Buffalo portrait artist George Palmer rendered the petite Drapanas in a glamorous youthful pose, wearing an off-the-shoulder gown with her black hair done in a swirl.

She would have been pleased by the fuss, said her sister, Marylou Roberts of Varysburg. Shea's "was her life -- her baby," Roberts said. "She got everybody involved."

Shea's used the occasion to show off new carpeting recently installed throughout the house. The five patterns, all variations of the burgundy, blue and gold originals designed by Louis Comfort Tiffany in 1926, were replicated at a cost of about $600,000 with a $200,000 state grant and contributions from private donors.

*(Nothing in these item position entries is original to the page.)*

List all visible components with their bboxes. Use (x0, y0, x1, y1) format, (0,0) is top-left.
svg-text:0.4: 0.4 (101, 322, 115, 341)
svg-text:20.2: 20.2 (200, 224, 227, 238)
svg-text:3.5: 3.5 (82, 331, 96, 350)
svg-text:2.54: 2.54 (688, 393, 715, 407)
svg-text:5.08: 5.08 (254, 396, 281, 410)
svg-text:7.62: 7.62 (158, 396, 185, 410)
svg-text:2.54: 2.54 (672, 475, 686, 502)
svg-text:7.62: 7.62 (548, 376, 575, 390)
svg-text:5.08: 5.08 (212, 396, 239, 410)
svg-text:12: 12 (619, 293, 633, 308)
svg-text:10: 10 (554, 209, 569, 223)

Conte also noted the return of lush draperies in the original gold and mauve colors that adorned the theater's Petite Lobby but were removed at least 40 years ago. The replacement material was loomed in Austria.

Outside, workers were busy placing new energy-efficient LED message boards on the Main Street marquee and repainting the Pearl Street entrance for Friday's Curtain Up! gala for 500 guests on Shea's main stage.

Conte told supporters gathered for the Drapanas portrait dedication that the Broadway road-show house has sold a record 11,671 season tickets for 2009-10, with two weeks remaining in the subscription campaign.

There are theaters in cities "two or three times the size of Buffalo that don't have 11,000 season ticket holders," he said. "We'd love it to be 12,000."